Feature: Back to the bench
30 October 2008. By Chrissie Giles.
Dr Wendy Gaisford
Dr Wendy Gaisford is a research scientist working on autoimmunity and type 1 diabetes at the University of Cambridge. She returned to the lab in March 2008 after 14 years out of science.
“I took a break from my job in immunology at the National Institute for Biological Standards and Control to have children. While they were growing I had a number of jobs, including freelance medical writing and working for a science-based computing company. I realised that I didn’t want to be sitting at a computer for the rest of my life and that I wanted to be in the lab again. “I started looking around and found that it was virtually impossible to get back into science - people just don’t want you if you’ve been out for a while. Science moves on very quickly and so the longer you’re out, the harder it is for you to prove that you can get back up to date.
“I had been applying for jobs but got rejection after rejection. Then I did an Open University course, T160, which helps women to return to technical jobs. They put me in touch with Cambridge AWISE [Cambridge Association for Women in Science and Engineering], who recommended the Wellcome Trust grant. This grant was the best option, particularly as it pays both the researcher and the lab expenses. “The biggest change since I last worked in science is the technology - it’s just amazing, particularly the way you can identify and sort particular cells. It’s all so much easier now that everything is automated.
“I don’t know where I’m going next but I know this grant has given me the chance now either to stay in academia or get into industry - it’s been brilliant coming back to the lab.”
Dr Jennifer Rohn
Dr Jennifer Rohn is a postdoctoral researcher working on cell shape at the MRC Laboratory for Molecular Cell Biology at University College London.
“I got my PhD at the University of Washington in Seattle and came to London to do a postdoc. After that I joined a small biotech start-up company in The Netherlands. I was there for about four years and it was going really well, but after 9/11 the whole biotech industry in Europe collapsed. I endedup stuck in Amsterdam on the dole for nine months, doing freelance science writing and unable to find a research position. I ended up returning to Britain to go into scientific publishing.
“I worked at BioMed Central for 18 months and then moved on to a society journal. I really loved the work but the whole time I had the feeling that I had only left science because I was forced out. The job market was looking better but I didn’t think it was possible to go back to science as I’d been out for four years.

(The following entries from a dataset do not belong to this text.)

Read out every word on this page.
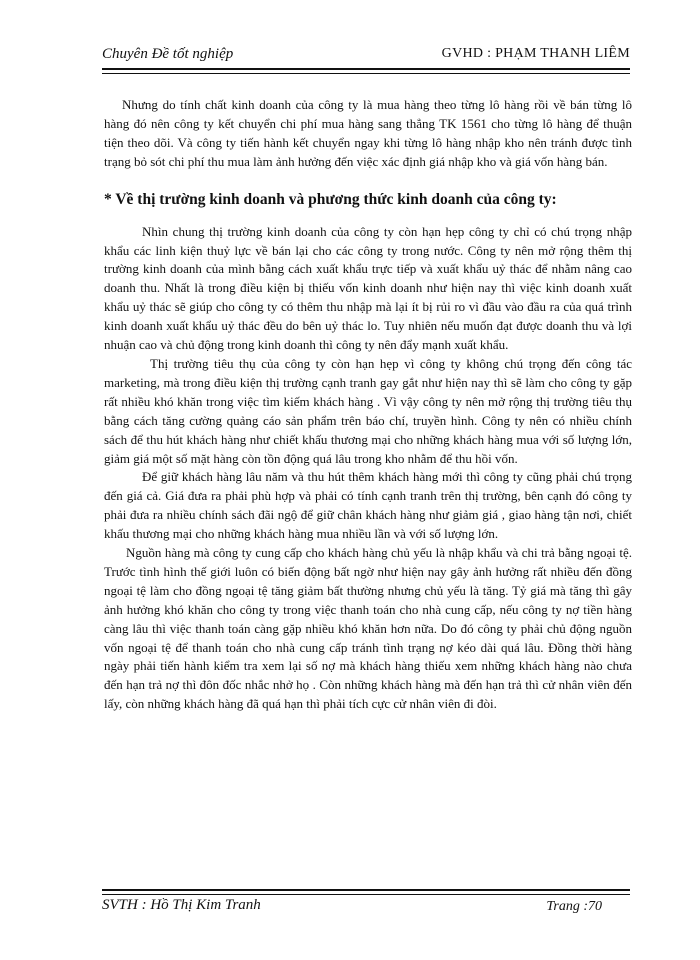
Chuyên Đề tốt nghiệp	GVHD : PHẠM THANH LIÊM

Nhưng do tính chất kinh doanh của công ty là mua hàng theo từng lô hàng rồi về bán từng lô hàng đó nên công ty kết chuyển chi phí mua hàng sang thẳng TK 1561 cho từng lô hàng để thuận tiện theo dõi. Và công ty tiến hành kết chuyển ngay khi từng lô hàng nhập kho nên tránh được tình trạng bỏ sót chi phí thu mua làm ảnh hưởng đến việc xác định giá nhập kho và giá vốn hàng bán.

* Về thị trường kinh doanh và phương thức kinh doanh của công ty:

Nhìn chung thị trường kinh doanh của công ty còn hạn hẹp công ty chỉ có chú trọng nhập khẩu các linh kiện thuỷ lực về bán lại cho các công ty trong nước. Công ty nên mở rộng thêm thị trường kinh doanh của mình bằng cách xuất khẩu trực tiếp và xuất khẩu uỷ thác để nhằm nâng cao doanh thu. Nhất là trong điều kiện bị thiếu vốn kinh doanh như hiện nay thì việc kinh doanh xuất khẩu uỷ thác sẽ giúp cho công ty có thêm thu nhập mà lại ít bị rủi ro vì đầu vào đầu ra của quá trình kinh doanh xuất khẩu uỷ thác đều do bên uỷ thác lo. Tuy nhiên nếu muốn đạt được doanh thu và lợi nhuận cao và chủ động trong kinh doanh thì công ty nên đẩy mạnh xuất khẩu.

Thị trường tiêu thụ của công ty còn hạn hẹp vì công ty không chú trọng đến công tác marketing, mà trong điều kiện thị trường cạnh tranh gay gắt như hiện nay thì sẽ làm cho công ty gặp rất nhiều khó khăn trong việc tìm kiếm khách hàng . Vì vậy công ty nên mở rộng thị trường tiêu thụ bằng cách tăng cường quảng cáo sản phẩm trên báo chí, truyền hình. Công ty nên có nhiều chính sách để thu hút khách hàng như chiết khấu thương mại cho những khách hàng mua với số lượng lớn, giảm giá một số mặt hàng còn tồn động quá lâu trong kho nhằm để thu hồi vốn.

Để giữ khách hàng lâu năm và thu hút thêm khách hàng mới thì công ty cũng phải chú trọng đến giá cả. Giá đưa ra phải phù hợp và phải có tính cạnh tranh trên thị trường, bên cạnh đó công ty phải đưa ra nhiều chính sách đãi ngộ để giữ chân khách hàng như giảm giá , giao hàng tận nơi, chiết khấu thương mại cho những khách hàng mua nhiều lần và với số lượng lớn.

Nguồn hàng mà công ty cung cấp cho khách hàng chủ yếu là nhập khẩu và chi trả bằng ngoại tệ. Trước tình hình thế giới luôn có biến động bất ngờ như hiện nay gây ảnh hưởng rất nhiều đến đồng ngoại tệ làm cho đồng ngoại tệ tăng giảm bất thường nhưng chủ yếu là tăng. Tỷ giá mà tăng thì gây ảnh hưởng khó khăn cho công ty trong việc thanh toán cho nhà cung cấp, nếu công ty nợ tiền hàng càng lâu thì việc thanh toán càng gặp nhiều khó khăn hơn nữa. Do đó công ty phải chủ động nguồn vốn ngoại tệ để thanh toán cho nhà cung cấp tránh tình trạng nợ kéo dài quá lâu. Đồng thời hàng ngày phải tiến hành kiểm tra xem lại số nợ mà khách hàng thiếu xem những khách hàng nào chưa đến hạn trả nợ thì đôn đốc nhắc nhở họ . Còn những khách hàng mà đến hạn trả thì cử nhân viên đến lấy, còn những khách hàng đã quá hạn thì phải tích cực cử nhân viên đi đòi.

SVTH : Hồ Thị Kim Tranh	Trang :70
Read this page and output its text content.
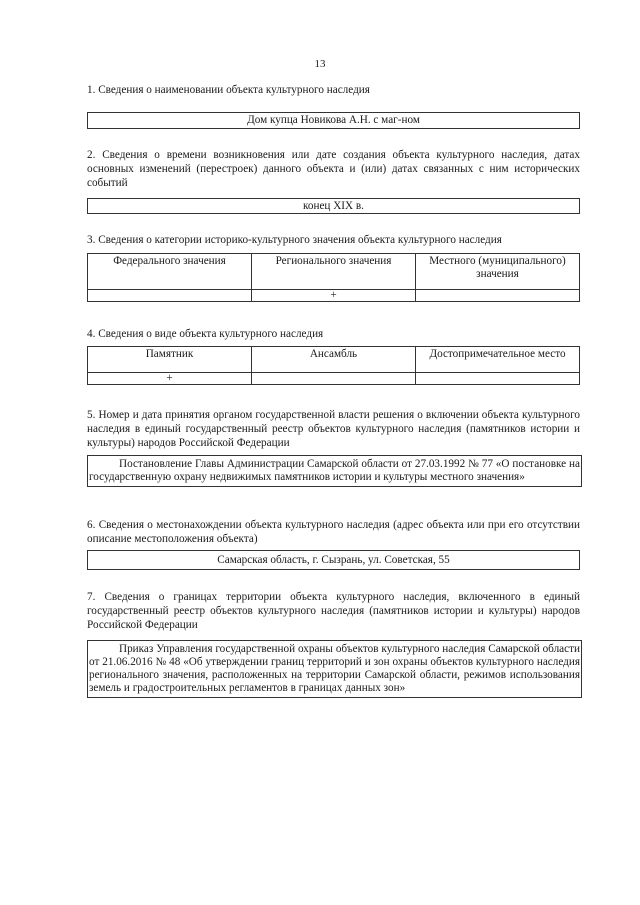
13
1. Сведения о наименовании объекта культурного наследия
Дом купца Новикова А.Н. с маг-ном
2. Сведения о времени возникновения или дате создания объекта культурного наследия, датах основных изменений (перестроек) данного объекта и (или) датах связанных с ним исторических событий
конец XIX в.
3. Сведения о категории историко-культурного значения объекта культурного наследия
Федерального значения	Регионального значения	Местного (муниципального) значения
	+	
4. Сведения о виде объекта культурного наследия
Памятник	Ансамбль	Достопримечательное место
+		
5. Номер и дата принятия органом государственной власти решения о включении объекта культурного наследия в единый государственный реестр объектов культурного наследия (памятников истории и культуры) народов Российской Федерации
Постановление Главы Администрации Самарской области от 27.03.1992 № 77 «О постановке на государственную охрану недвижимых памятников истории и культуры местного значения»
6. Сведения о местонахождении объекта культурного наследия (адрес объекта или при его отсутствии описание местоположения объекта)
Самарская область, г. Сызрань, ул. Советская, 55
7. Сведения о границах территории объекта культурного наследия, включенного в единый государственный реестр объектов культурного наследия (памятников истории и культуры) народов Российской Федерации
Приказ Управления государственной охраны объектов культурного наследия Самарской области от 21.06.2016 № 48 «Об утверждении границ территорий и зон охраны объектов культурного наследия регионального значения, расположенных на территории Самарской области, режимов использования земель и градостроительных регламентов в границах данных зон»
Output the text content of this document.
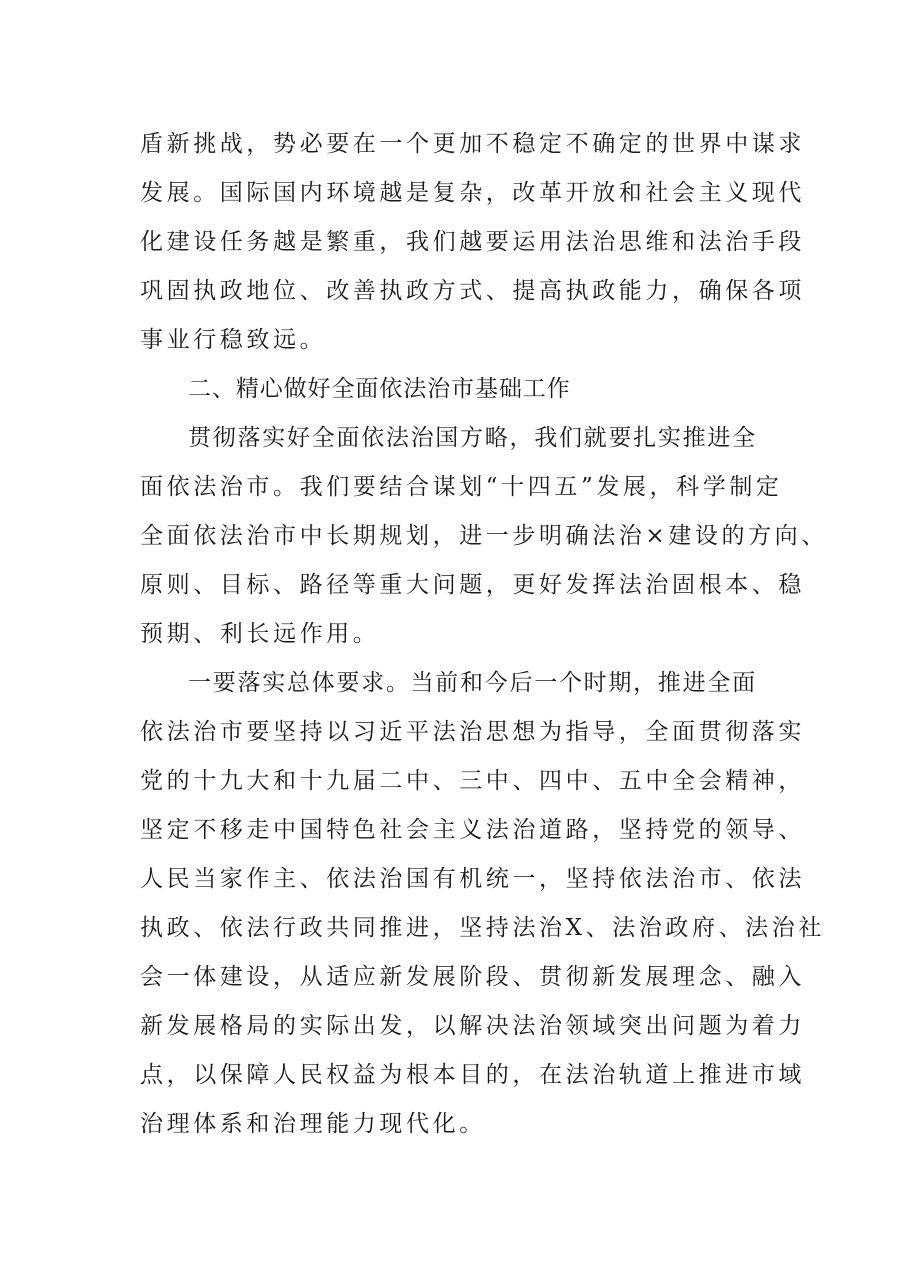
盾新挑战，势必要在一个更加不稳定不确定的世界中谋求
发展。国际国内环境越是复杂，改革开放和社会主义现代
化建设任务越是繁重，我们越要运用法治思维和法治手段
巩固执政地位、改善执政方式、提高执政能力，确保各项
事业行稳致远。
二、精心做好全面依法治市基础工作
贯彻落实好全面依法治国方略，我们就要扎实推进全
面依法治市。我们要结合谋划“十四五”发展，科学制定
全面依法治市中长期规划，进一步明确法治×建设的方向、
原则、目标、路径等重大问题，更好发挥法治固根本、稳
预期、利长远作用。
一要落实总体要求。当前和今后一个时期，推进全面
依法治市要坚持以习近平法治思想为指导，全面贯彻落实
党的十九大和十九届二中、三中、四中、五中全会精神，
坚定不移走中国特色社会主义法治道路，坚持党的领导、
人民当家作主、依法治国有机统一，坚持依法治市、依法
执政、依法行政共同推进，坚持法治X、法治政府、法治社
会一体建设，从适应新发展阶段、贯彻新发展理念、融入
新发展格局的实际出发，以解决法治领域突出问题为着力
点，以保障人民权益为根本目的，在法治轨道上推进市域
治理体系和治理能力现代化。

“At a party I met Buzz Baum, who runs the lab I’m working in now. He said there might be something in his lab I could do, but could offer only one year’s salary. So I left my cushy, permanent job in publishing and took this in the hope I would get something. I was really lucky to get the Wellcome Trust grant.
“Coming back to the lab was hard - I was really rusty. All the things I knew, I’d forgotten, and it took almost a whole year to get back into everything. “In my spare time I write, and I’ve recently got a book deal for my first novel, so I know if it all went horribly wrong I’d be OK, but I really hope I get a permanent lab position. I don’t regret anything though. My time on the ‘other side’ in science publishing has been really useful. Now colleagues come to me for help with journal submissions - it’s great being a scientist who knows how to write a paper and get it published.”
Image: Dr Wendy Gaisford, research scientist at the University of Cambridge; Wellcome Images.